Laut dem Bericht könnte mit Blick auf die Nachhaltigkeit ein weltweiter Wechsel zu einer gesunden Ernährung dem Anstieg von Hunger Einhalt gebieten und gleichzeitig die Kosten senken. Schätzungen zufolge könnten unter Berücksichtigung von Nachhaltigkeitsfaktoren die mit ungesunder Ernährung verbundenen Gesundheitskosten, die sich 2030 auf schätzungsweise 1,3 Billionen US-Dollar pro Jahr belaufen werden, dadurch fast vollständig ausgeglichen werden. Die ernährungsbedingten sozialen Kosten von Treibhausgasemissionen, die auf 1,7 Billionen US-Dollar geschätzt werden, könnten um bis zu drei Viertel reduziert werden.

Der Bericht drängt auf eine Umgestaltung der Ernährungssysteme, um die Kosten für nahrhafte Lebensmittel zu senken und sie damit erschwinglicher zu machen. Während die jeweiligen Lösungen von Land zu Land und sogar innerhalb einzelner Länder unterschiedlich sind, müssen entsprechende Maßnahmen entlang der gesamten Lebensmittelversorgungskette, im Lebensmittelbereich und in der Wirtschaftspolitik, die den Handel, die öffentlichen Ausgaben und die Investitionspolitik umfasst, getroffen werden. Der Bericht ruft die Regierungen dazu auf, eine gute Ernährung in ihren Agrarkonzepten zu berücksichtigen; die Zusatzkosten in der Produktion, der Lagerung, dem Transport, der Verteilung und der Vermarktung von Lebensmitteln zu senken – inklusive Ineffizienzen und Verschwendung; lokale Produzenten bei der Herstellung gesunder Lebensmittel zu unterstützen und ihnen Marktzugänge zu verschaffen; die gesunde Ernährung von Kindern als wichtigste Gruppe zu priorisieren; durch Bildung und Aufklärung zu einem Wandel des Ernährungsverhaltens beizutragen sowie Ernährung in nationale Sozialschutzsysteme und Investitionsstrategien zu integrieren.

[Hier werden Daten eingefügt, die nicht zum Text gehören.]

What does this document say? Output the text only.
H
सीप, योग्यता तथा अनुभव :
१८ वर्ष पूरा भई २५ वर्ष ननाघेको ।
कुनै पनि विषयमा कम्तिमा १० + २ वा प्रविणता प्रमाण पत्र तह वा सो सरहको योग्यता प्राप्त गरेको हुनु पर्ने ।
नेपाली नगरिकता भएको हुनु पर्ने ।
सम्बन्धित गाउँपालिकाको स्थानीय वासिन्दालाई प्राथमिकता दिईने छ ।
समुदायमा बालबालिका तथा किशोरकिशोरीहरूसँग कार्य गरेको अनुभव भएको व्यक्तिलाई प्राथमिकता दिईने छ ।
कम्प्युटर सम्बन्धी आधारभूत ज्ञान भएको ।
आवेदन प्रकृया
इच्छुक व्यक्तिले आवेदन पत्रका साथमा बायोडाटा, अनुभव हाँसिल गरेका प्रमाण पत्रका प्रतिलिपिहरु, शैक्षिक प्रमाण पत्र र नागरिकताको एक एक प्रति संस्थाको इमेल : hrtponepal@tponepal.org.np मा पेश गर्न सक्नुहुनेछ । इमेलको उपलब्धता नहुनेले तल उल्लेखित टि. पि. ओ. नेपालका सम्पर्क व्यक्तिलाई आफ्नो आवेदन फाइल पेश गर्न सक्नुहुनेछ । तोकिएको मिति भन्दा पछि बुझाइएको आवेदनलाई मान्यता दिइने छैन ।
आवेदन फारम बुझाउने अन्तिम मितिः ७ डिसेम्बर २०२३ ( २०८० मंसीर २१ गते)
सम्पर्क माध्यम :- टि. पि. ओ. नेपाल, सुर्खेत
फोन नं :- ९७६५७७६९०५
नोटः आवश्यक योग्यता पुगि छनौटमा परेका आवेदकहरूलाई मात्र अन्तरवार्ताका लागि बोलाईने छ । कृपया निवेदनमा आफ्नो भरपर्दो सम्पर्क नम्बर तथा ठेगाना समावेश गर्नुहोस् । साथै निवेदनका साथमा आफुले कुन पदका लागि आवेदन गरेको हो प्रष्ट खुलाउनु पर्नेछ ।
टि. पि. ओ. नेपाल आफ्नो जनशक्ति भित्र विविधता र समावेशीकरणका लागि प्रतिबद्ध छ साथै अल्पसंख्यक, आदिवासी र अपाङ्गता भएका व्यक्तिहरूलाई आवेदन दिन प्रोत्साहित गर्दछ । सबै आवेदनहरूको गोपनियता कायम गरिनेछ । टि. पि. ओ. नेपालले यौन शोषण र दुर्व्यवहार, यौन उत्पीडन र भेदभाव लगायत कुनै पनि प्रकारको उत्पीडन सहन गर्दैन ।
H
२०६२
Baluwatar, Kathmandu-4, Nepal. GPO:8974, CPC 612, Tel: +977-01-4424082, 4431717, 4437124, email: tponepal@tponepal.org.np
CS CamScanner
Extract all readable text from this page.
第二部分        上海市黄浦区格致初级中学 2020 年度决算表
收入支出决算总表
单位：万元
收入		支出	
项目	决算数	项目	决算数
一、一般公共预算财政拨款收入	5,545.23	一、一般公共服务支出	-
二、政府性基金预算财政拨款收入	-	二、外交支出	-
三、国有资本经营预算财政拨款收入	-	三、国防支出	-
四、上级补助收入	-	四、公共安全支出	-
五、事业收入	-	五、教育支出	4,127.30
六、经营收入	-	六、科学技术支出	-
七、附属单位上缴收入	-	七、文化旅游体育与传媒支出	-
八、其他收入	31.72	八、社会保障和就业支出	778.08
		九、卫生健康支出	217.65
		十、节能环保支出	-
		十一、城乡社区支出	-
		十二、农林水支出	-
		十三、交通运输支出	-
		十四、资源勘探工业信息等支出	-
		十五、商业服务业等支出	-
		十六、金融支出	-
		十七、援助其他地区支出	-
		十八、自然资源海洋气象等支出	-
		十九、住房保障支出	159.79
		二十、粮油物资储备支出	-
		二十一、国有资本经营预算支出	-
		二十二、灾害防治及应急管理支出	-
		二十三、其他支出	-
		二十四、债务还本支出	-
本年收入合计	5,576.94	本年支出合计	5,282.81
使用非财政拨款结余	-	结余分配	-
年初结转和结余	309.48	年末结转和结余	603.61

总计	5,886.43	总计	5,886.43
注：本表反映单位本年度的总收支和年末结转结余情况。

Die Leiter der fünf UN-Organisationen verpflichten sich dazu, diesen wichtigen Wandel zu unterstützen und dafür zu sorgen, dass er zu einer nachhaltigen Entwicklung für die Menschen und den Planeten beiträgt.

Service für Redaktionen

» Kostenfreier Download: Der englischsprachige Report "The State of Food Security and Nutrition in the World 2020"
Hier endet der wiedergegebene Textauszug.